Each artifact was “infused” with special powers that you, in turn, absorbed when you scanned its QR code. However, for as much thought that was put into these powers and the technological mechanics that went into figuring them into the game, they had absolutely no effect on how we experienced the game. This was the first real head-scratcher of the game. Why put something in if it didn’t matter to the outcome?

Next, back at the reading room, we looked at the artifacts we had just scanned on the game’s website, and began writing as a team on the prompts that each one provided. An added incentive to urgent gameplay was the fact that certain stories had to be done before certain deadlines. This ensured that we couldn’t spend too much time doing one thing, as we always had to get back to doing another. Unfortunately, the website wasn’t as reliable as it should have been. There were times when we’d come back from scavenging to find that none of our progress had been recorded on the site. This would have crippled our night, but there was another little work-around that trivialized the game even further; we discovered that you could unlock the artifacts directly on the website without even scanning them in.
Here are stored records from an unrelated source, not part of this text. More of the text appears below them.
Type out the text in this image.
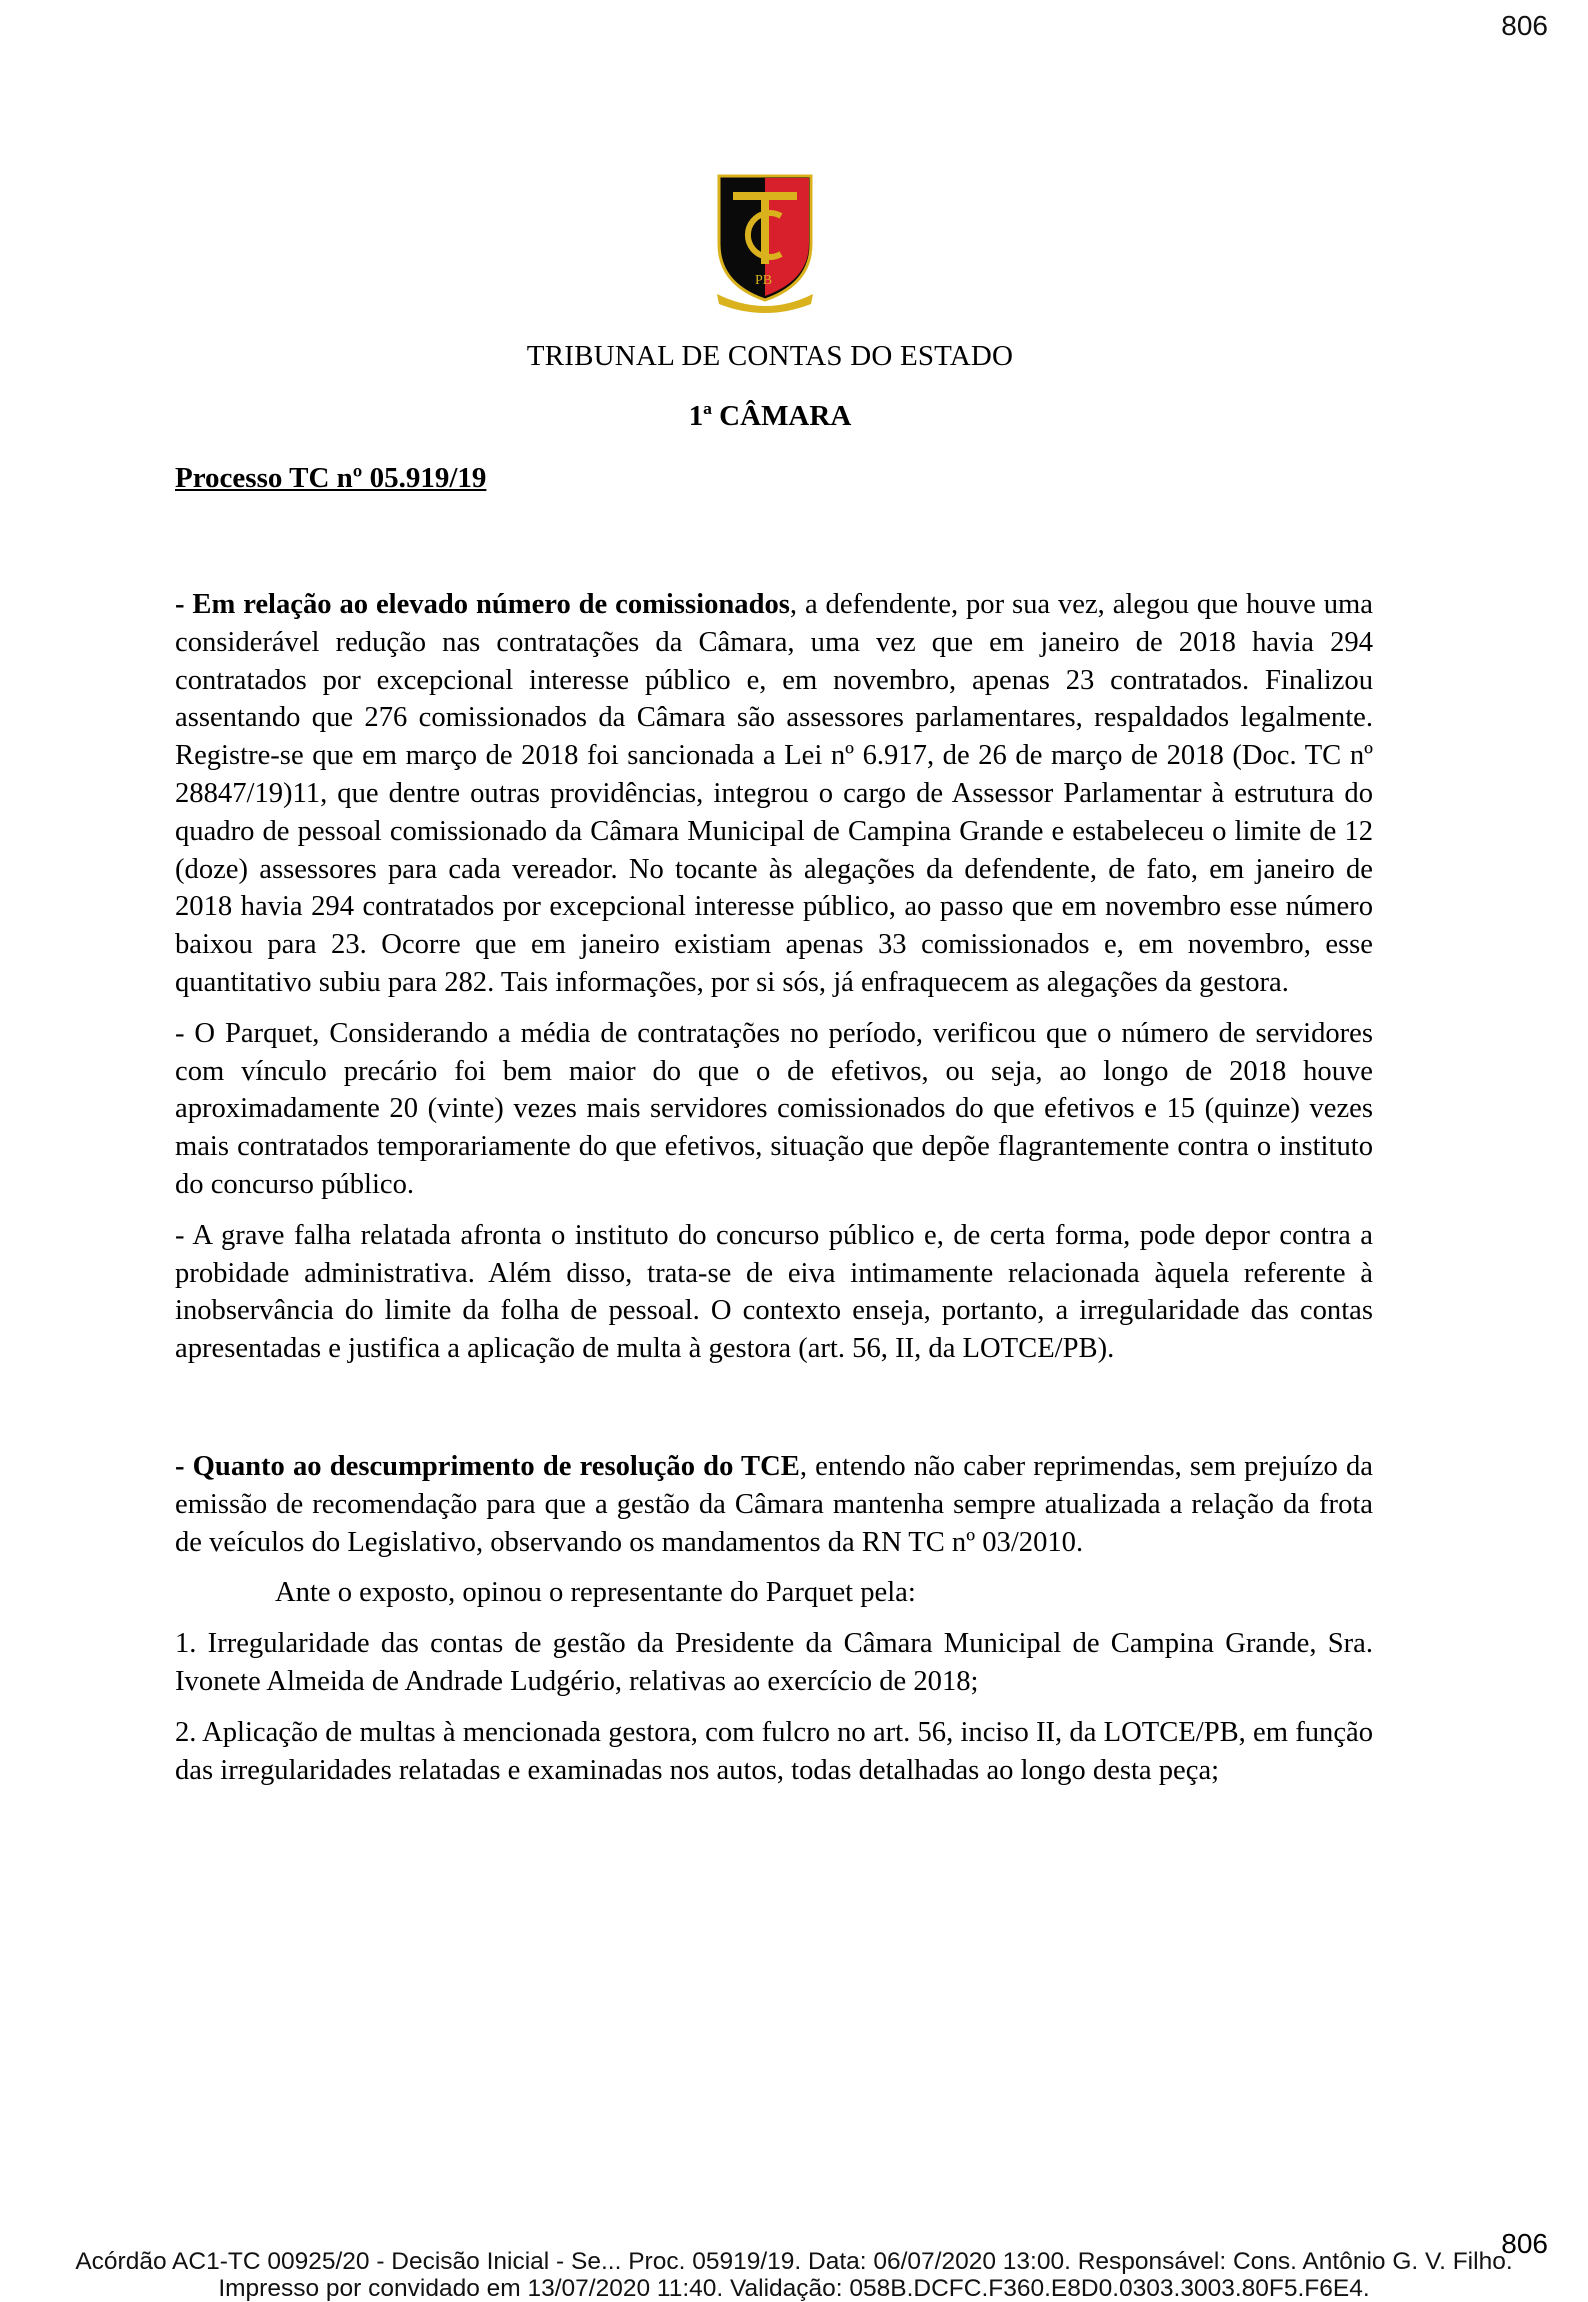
806
PB
TRIBUNAL DE CONTAS DO ESTADO
1ª CÂMARA
Processo TC nº 05.919/19

- Em relação ao elevado número de comissionados, a defendente, por sua vez, alegou que houve uma considerável redução nas contratações da Câmara, uma vez que em janeiro de 2018 havia 294 contratados por excepcional interesse público e, em novembro, apenas 23 contratados. Finalizou assentando que 276 comissionados da Câmara são assessores parlamentares, respaldados legalmente. Registre-se que em março de 2018 foi sancionada a Lei nº 6.917, de 26 de março de 2018 (Doc. TC nº 28847/19)11, que dentre outras providências, integrou o cargo de Assessor Parlamentar à estrutura do quadro de pessoal comissionado da Câmara Municipal de Campina Grande e estabeleceu o limite de 12 (doze) assessores para cada vereador. No tocante às alegações da defendente, de fato, em janeiro de 2018 havia 294 contratados por excepcional interesse público, ao passo que em novembro esse número baixou para 23. Ocorre que em janeiro existiam apenas 33 comissionados e, em novembro, esse quantitativo subiu para 282. Tais informações, por si sós, já enfraquecem as alegações da gestora.

- O Parquet, Considerando a média de contratações no período, verificou que o número de servidores com vínculo precário foi bem maior do que o de efetivos, ou seja, ao longo de 2018 houve aproximadamente 20 (vinte) vezes mais servidores comissionados do que efetivos e 15 (quinze) vezes mais contratados temporariamente do que efetivos, situação que depõe flagrantemente contra o instituto do concurso público.

- A grave falha relatada afronta o instituto do concurso público e, de certa forma, pode depor contra a probidade administrativa. Além disso, trata-se de eiva intimamente relacionada àquela referente à inobservância do limite da folha de pessoal. O contexto enseja, portanto, a irregularidade das contas apresentadas e justifica a aplicação de multa à gestora (art. 56, II, da LOTCE/PB).

- Quanto ao descumprimento de resolução do TCE, entendo não caber reprimendas, sem prejuízo da emissão de recomendação para que a gestão da Câmara mantenha sempre atualizada a relação da frota de veículos do Legislativo, observando os mandamentos da RN TC nº 03/2010.

Ante o exposto, opinou o representante do Parquet pela:

1. Irregularidade das contas de gestão da Presidente da Câmara Municipal de Campina Grande, Sra. Ivonete Almeida de Andrade Ludgério, relativas ao exercício de 2018;

2. Aplicação de multas à mencionada gestora, com fulcro no art. 56, inciso II, da LOTCE/PB, em função das irregularidades relatadas e examinadas nos autos, todas detalhadas ao longo desta peça;

806
Acórdão AC1-TC 00925/20 - Decisão Inicial - Se... Proc. 05919/19. Data: 06/07/2020 13:00. Responsável: Cons. Antônio G. V. Filho.
Impresso por convidado em 13/07/2020 11:40. Validação: 058B.DCFC.F360.E8D0.0303.3003.80F5.F6E4.
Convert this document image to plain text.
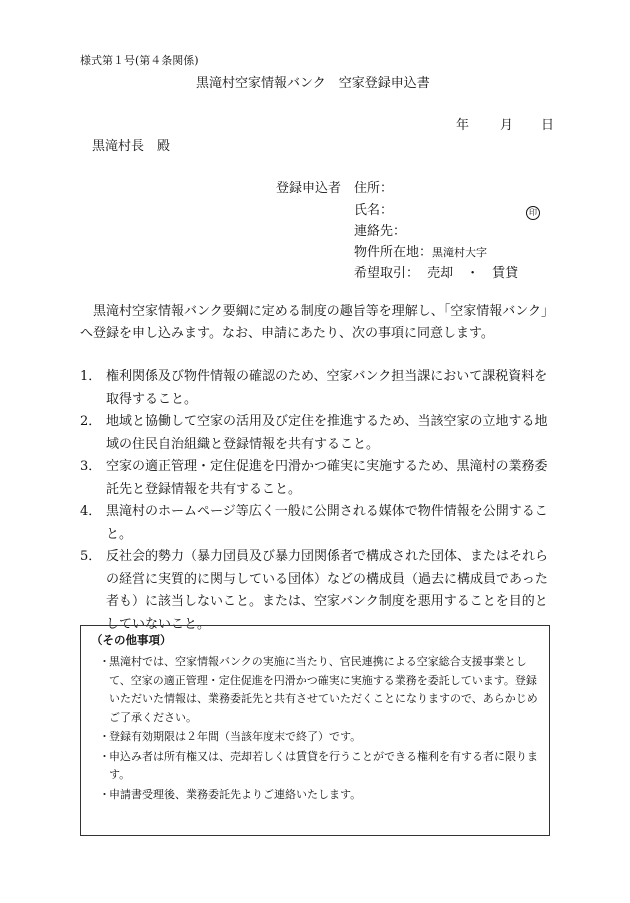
様式第１号(第４条関係)
黒滝村空家情報バンク　空家登録申込書
年 月 日
黒滝村長　殿
登録申込者 住所：
氏名：	印
連絡先：
物件所在地：黒滝村大字
希望取引： 売却　・　賃貸
黒滝村空家情報バンク要綱に定める制度の趣旨等を理解し、「空家情報バンク」
へ登録を申し込みます。なお、申請にあたり、次の事項に同意します。
1． 権利関係及び物件情報の確認のため、空家バンク担当課において課税資料を取得すること。
2． 地域と協働して空家の活用及び定住を推進するため、当該空家の立地する地域の住民自治組織と登録情報を共有すること。
3． 空家の適正管理・定住促進を円滑かつ確実に実施するため、黒滝村の業務委託先と登録情報を共有すること。
4． 黒滝村のホームページ等広く一般に公開される媒体で物件情報を公開すること。
5． 反社会的勢力（暴力団員及び暴力団関係者で構成された団体、またはそれらの経営に実質的に関与している団体）などの構成員（過去に構成員であった者も）に該当しないこと。または、空家バンク制度を悪用することを目的としていないこと。
（その他事項）
・ 黒滝村では、空家情報バンクの実施に当たり、官民連携による空家総合支援事業として、空家の適正管理・定住促進を円滑かつ確実に実施する業務を委託しています。登録いただいた情報は、業務委託先と共有させていただくことになりますので、あらかじめご了承ください。
・ 登録有効期限は２年間（当該年度末で終了）です。
・ 申込み者は所有権又は、売却若しくは賃貸を行うことができる権利を有する者に限ります。
・ 申請書受理後、業務委託先よりご連絡いたします。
From there, it was simply a game of “find the prompt that you feel like writing about” and the book was finished by 4:30 am. That coded message in the stacks I mentioned earlier was really the only aspect of the game resembling a puzzle and it was the most ignored aspect, too. Some pieces of paper were found in the stacks, each with a symbol (to represent each of the aforementioned frivolous powers) and a single syllable of a word. One of the organizers was wandering around with the papers in her hand, so when she mentioned their origin, I immediately asked to see them. I spread them out on a table, but could not see much sense in them at first. Then I looked at the “VIP” badge that I was given (as was everyone) when the game began; it had the ten symbols visible on one side. From there it was as simple as organizing the papers with their symbols in the same order as the badge. Their corresponding syllables came out to: ve ni mus vi di mus ___ rum scrip sit. We were missing the seventh symbol, but the rest was easy: venimus vidimus librum scripsit - Latin for we came, we saw, we wrote a book. (Note: Yes, I am taking most of the credit for figuring this out.)

The game could be declared a success if your only measurement was the book that was produced, which will be kept in the library’s archives forever. But lost on the way to the goal was the part where we actually learned about the past and made a difference in the future. How interesting was the book? Without an editor or a filter, how good could the words of 500 sleep-deprived people be? This game coincided with the Library’s 100th anniversary and was used to drum up some publicity, but it felt like there was a lot of missing nuance to it. Maybe some deadlines were missed and the scope was pulled back. Maybe we have a lot more to learn about ARGs that even the experts don’t know.

I will say this: put into the framework of a game, the act of writing a book (even if we each only contributed a couple pages) was enjoyable and inspiring. I don’t know if the motivation was very efficient, as the game itself took months to plan and by itself probably had more than 600 pages of copy and documentation to accompany it. Even though the loopholes found in the game allowed us to skip most of the mechanics and trivialize the game, we were all able to meet new people and share an experience that nobody else will ever have. That is, running around the Library at 3 in the morning, hopped up on Red Bull and coffee.